Ron loved music, especially Queen, Genesis, Cat Stevens, Tom Petty, Sublime and Lynyrd Skynyrd. He loved teaching his daughters about good music and having deep discussions about life. He loved peanut butter and fluffer nutter sandwiches, Breyer’s coffee ice cream, Italian ice, mallow cups, cream soda, pork chops with applesauce and Nicki’s meatballs, not in that order. The man loved to eat and had a lot of opinions about food for someone who barely cooked and had 2 plates in his house. He loved a good debate, poking the bear and despised hypocrites. “If you don’t stand for something, you’ll fall for anything”, he would say. Ron was brutally honest and if you ever needed advice about something tough, he was a good person to talk to. He was admittedly bad with money. Any time he ever did have money, he spent it on things he didn’t need, like martial arts coins (he loved Bruce Lee movies), or on spoiling his grandkids, who he loved so dearly. Or on having 10 bags of groceries delivered to his hospital room because he didn’t like the food (that got him in trouble and got us a good laugh).

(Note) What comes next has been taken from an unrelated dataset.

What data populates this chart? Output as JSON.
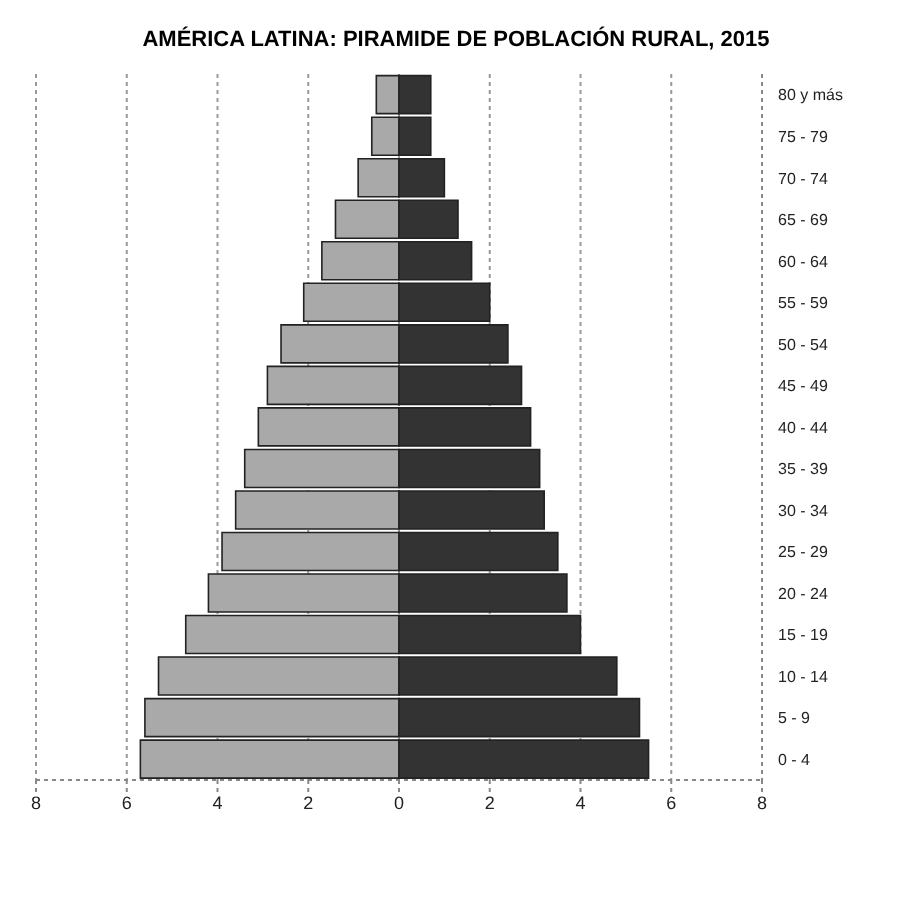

Ron loved helping others and instilled that love in his children. He volunteered for the Salvation Army, Special Olympics and many other causes. It is no surprise that he also signed up to be a tissue donor to help burn victims and those with cleft palates following his death. His loving spirit will live on in others.
Life will be much less bright and more boring without Ron in it. Greg and Mona will miss Sunday dinners with him. His daughters wish he would send one more daily text signed with his signature AMLD (All My Love, Dad) and look forward to seeing him again and him greeting them with a “Not for nothing, but I could have wrote a better obituary than that” and laugh endlessly.
Ron is survived by his daughter Nicole and her husband Tom Day, daughter Melissa Caputi, grandchildren Alina Day and Beckham Day, and his best friends Mona and Greg Coleman.
A celebration of his life is being planned at a later date by his family.